2. The training method of claim 1, wherein the sample images comprise first sample images captured by a first camera of a first class and second sample images captured by a second camera of the first class, and the enhanced images comprise first enhanced images corresponding to at least some of the first sample images and second enhanced images corresponding to at least some of the second sample images.
3. The training method of claim 2, wherein
the sample images comprise third sample images captured by a third camera of a second class,
the enhanced images comprise third enhanced images corresponding to at least some of the third sample images, and
the training method further comprises performing, using training data according to the third sample images and the third enhanced images, supervised learning of a second neural network model to output an enhanced output image in response to a low-quality input image being input and output a corresponding quality output image in response to a high-quality input image being input.

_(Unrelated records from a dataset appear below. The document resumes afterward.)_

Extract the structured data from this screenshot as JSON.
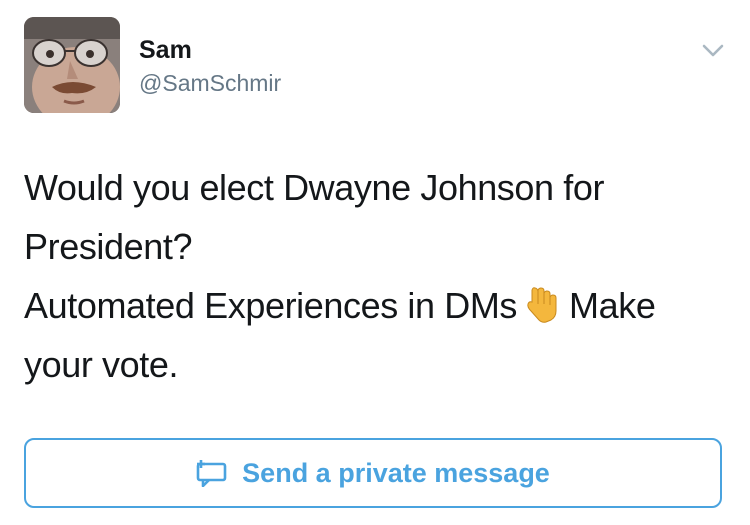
{
  "tweet": {
    "author": {
      "display_name": "Sam",
      "handle": "@SamSchmir",
      "avatar_icon": "profile-photo"
    },
    "caret_icon": "chevron-down-icon",
    "text_line_1": "Would you elect Dwayne Johnson for President?",
    "text_line_2_before": "Automated Experiences in DMs",
    "emoji_icon": "backhand-index-pointing-down-emoji",
    "text_line_2_after": "Make your vote.",
    "cta": {
      "label": "Send a private message",
      "icon": "direct-message-icon",
      "color": "#4aa3df"
    }
  }
}
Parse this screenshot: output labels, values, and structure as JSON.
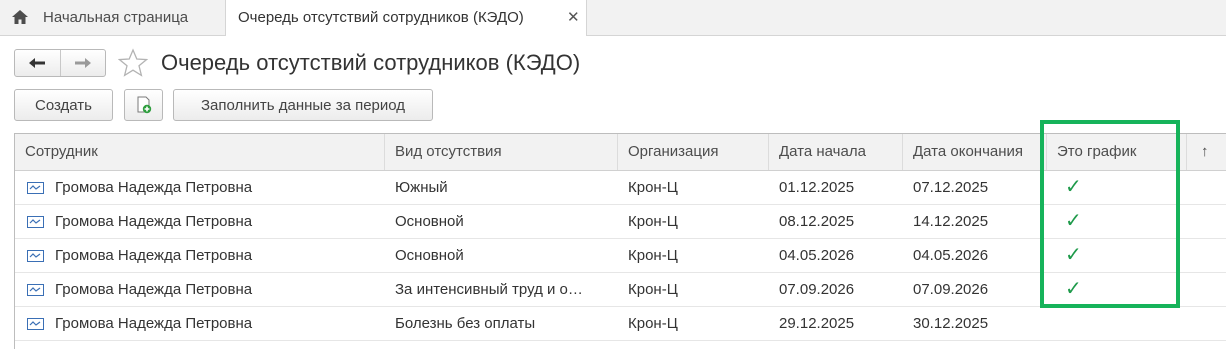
{
  "tabs": {
    "home": {
      "label": "Начальная страница",
      "icon": "home-icon"
    },
    "active": {
      "label": "Очередь отсутствий сотрудников (КЭДО)",
      "close_icon": "close-icon"
    }
  },
  "nav": {
    "back_icon": "arrow-left-icon",
    "forward_icon": "arrow-right-icon",
    "favorite_icon": "star-icon"
  },
  "page": {
    "title": "Очередь отсутствий сотрудников (КЭДО)"
  },
  "toolbar": {
    "create_label": "Создать",
    "copy_icon": "add-document-icon",
    "fill_label": "Заполнить данные за период"
  },
  "table": {
    "columns": {
      "employee": "Сотрудник",
      "absence_type": "Вид отсутствия",
      "organization": "Организация",
      "start_date": "Дата начала",
      "end_date": "Дата окончания",
      "is_schedule": "Это график",
      "sort": "↑"
    },
    "rows": [
      {
        "employee": "Громова Надежда Петровна",
        "absence_type": "Южный",
        "organization": "Крон-Ц",
        "start_date": "01.12.2025",
        "end_date": "07.12.2025",
        "is_schedule": "✓"
      },
      {
        "employee": "Громова Надежда Петровна",
        "absence_type": "Основной",
        "organization": "Крон-Ц",
        "start_date": "08.12.2025",
        "end_date": "14.12.2025",
        "is_schedule": "✓"
      },
      {
        "employee": "Громова Надежда Петровна",
        "absence_type": "Основной",
        "organization": "Крон-Ц",
        "start_date": "04.05.2026",
        "end_date": "04.05.2026",
        "is_schedule": "✓"
      },
      {
        "employee": "Громова Надежда Петровна",
        "absence_type": "За интенсивный труд и о…",
        "organization": "Крон-Ц",
        "start_date": "07.09.2026",
        "end_date": "07.09.2026",
        "is_schedule": "✓"
      },
      {
        "employee": "Громова Надежда Петровна",
        "absence_type": "Болезнь без оплаты",
        "organization": "Крон-Ц",
        "start_date": "29.12.2025",
        "end_date": "30.12.2025",
        "is_schedule": ""
      }
    ]
  },
  "colors": {
    "highlight": "#16b35a",
    "check": "#1e9a4a"
  }
}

4. The training method of claim 3, wherein
the first neural network model is used for real-time image enhancement of cameras of the first class, and
the second neural network model is used for real-time image enhancement of cameras of the second class.
5. The training method of claim 1, wherein
the performing of supervised learning comprises adjusting parameters of the first neural network model to reduce a difference between the target data and output data corresponding to an output of the first neural network model according to an input of the input data.
6. The training method of claim 1, wherein
the image enhancement software is software configured to generate the enhanced images from the sample images in non-real time.
7. A computer program stored in a computer-readable recording medium to execute the method of claim 1 in combination with hardware.
8. A training apparatus comprising:
a processor; and
a memory comprising instructions executable by the processor,
wherein when the instructions are executed by the processor, the processor is configured to:
acquire sample images of various qualities,
generate enhanced images of at least some of the sample images using image enhancement software having an image enhancement function,
construct, from the sample images and the enhanced images, training data that forms pairs of input data and target data, and
perform, using the training data, supervised learning of a first neural network model to output an enhanced output image in response to a low-quality input image being input and output a corresponding quality output image in response to a high-quality input image being input.
9. The training apparatus of claim 8, wherein
the sample images comprise first sample images captured by a first camera of a first class and second sample images captured by a second camera of the first class, and
the enhanced images comprise first enhanced images corresponding to at least some of the first sample images and second enhanced images corresponding to at least some of the second sample images.
10. The training apparatus of claim 9, wherein
the sample images comprise third sample images captured by a third camera of a second class,
the enhanced images comprise third enhanced images corresponding to at least some of the third sample images,
the processor is configured to perform, using training data according to the third sample images and the third enhanced images, supervised learning of a second neural network model to output an enhanced output image in response to a low-quality input image being input and output a corresponding quality output image in response to a high-quality input image being input,
the first neural network model is used for real-time image enhancement of cameras of the first class, and
the second neural network model is used for real-time image enhancement of cameras of the second class.